The undeveloped western two-thirds of the island form one of the few unimproved areas of shoreline along the Connecticut coast. Notable vegetation includes salt marsh and salt meadow cord grasses (Spartina species) beach plum (Prunus maritima), rugosa rose (Rosa rugosa), and juniper trees that are referred to locally as "cedars" (Juniperus virginiana). Abundant bird life is also present on the island. Protected nesting areas for the piping plover (Charadrius melodus) are provided in the spring. The American oystercatcher (Haematopus palliatus) is frequently viewed along with the osprey (Pandion haliaetus) and other seabirds common to Long Island Sound shore.

==Amenities==
The island does not have grid electricity or telephones, the sole exception being a solar powered telephone on the town dock connected directly to the Clinton Police Department for emergencies. Many of the houses and cottages use propane for heat and hot water, while some also have solar power.

The island is serviced by a public water supply, and the water system serving the homes is seasonal. A permanent water line has been installed to the island providing year round fire protection from a single hydrant.

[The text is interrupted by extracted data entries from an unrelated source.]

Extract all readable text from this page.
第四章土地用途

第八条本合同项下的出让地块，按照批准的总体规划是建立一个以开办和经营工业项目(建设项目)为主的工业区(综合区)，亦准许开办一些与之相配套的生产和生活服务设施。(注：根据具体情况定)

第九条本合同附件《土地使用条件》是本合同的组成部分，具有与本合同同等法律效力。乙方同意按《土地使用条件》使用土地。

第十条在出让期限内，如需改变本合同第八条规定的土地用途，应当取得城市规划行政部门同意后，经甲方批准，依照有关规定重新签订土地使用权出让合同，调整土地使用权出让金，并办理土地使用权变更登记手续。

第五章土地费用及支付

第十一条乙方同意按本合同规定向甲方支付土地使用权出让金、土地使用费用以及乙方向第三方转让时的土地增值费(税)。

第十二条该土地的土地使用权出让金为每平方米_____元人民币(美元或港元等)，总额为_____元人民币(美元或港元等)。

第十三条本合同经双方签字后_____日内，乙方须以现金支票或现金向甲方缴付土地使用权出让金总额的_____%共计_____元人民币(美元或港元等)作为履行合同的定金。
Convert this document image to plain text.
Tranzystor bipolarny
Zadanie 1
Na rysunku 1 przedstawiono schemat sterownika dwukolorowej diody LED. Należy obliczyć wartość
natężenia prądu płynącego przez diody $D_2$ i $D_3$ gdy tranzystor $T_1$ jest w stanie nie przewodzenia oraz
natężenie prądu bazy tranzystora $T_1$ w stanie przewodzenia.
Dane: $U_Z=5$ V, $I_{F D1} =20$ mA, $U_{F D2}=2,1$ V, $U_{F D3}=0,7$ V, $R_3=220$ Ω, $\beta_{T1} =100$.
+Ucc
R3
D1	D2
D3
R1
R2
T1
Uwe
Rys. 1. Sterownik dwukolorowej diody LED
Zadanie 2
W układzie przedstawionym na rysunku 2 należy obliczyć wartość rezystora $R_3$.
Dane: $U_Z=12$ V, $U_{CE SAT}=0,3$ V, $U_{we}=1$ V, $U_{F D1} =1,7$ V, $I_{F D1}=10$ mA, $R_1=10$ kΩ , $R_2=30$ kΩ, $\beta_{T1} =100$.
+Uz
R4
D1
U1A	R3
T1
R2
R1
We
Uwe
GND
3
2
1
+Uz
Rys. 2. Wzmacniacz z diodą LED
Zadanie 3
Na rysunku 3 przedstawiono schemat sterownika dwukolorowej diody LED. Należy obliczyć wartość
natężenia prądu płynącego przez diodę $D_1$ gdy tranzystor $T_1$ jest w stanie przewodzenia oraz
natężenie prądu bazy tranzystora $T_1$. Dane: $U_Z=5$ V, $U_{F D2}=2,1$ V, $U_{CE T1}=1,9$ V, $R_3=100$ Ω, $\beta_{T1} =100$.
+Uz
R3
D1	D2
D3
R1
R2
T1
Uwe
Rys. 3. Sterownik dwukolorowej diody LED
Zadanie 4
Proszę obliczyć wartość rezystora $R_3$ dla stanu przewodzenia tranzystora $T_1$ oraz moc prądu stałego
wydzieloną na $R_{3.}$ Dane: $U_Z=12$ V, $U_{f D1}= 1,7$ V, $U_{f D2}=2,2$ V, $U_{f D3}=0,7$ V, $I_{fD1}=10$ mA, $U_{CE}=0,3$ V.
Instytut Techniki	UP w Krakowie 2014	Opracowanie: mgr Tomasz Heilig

The project was completed over budget amid allegations of embezzlement.

==Transportation==
All transportation to and from the island is by boat. There is no airstrip or bridge, and foot travel via Hammonasset is possible but difficult due to the salt marsh conditions.

The closest port is Cedar Island Marina, approximately a quarter mile north.

There are five roads on the island, forming a rough sideways "figure 8" pattern. Hammonasett Avenue and Central Avenue run roughly east–west. Wigwam Street, Indian Street and Fort Lane run roughly north–south. The roads cannot handle vehicle traffic.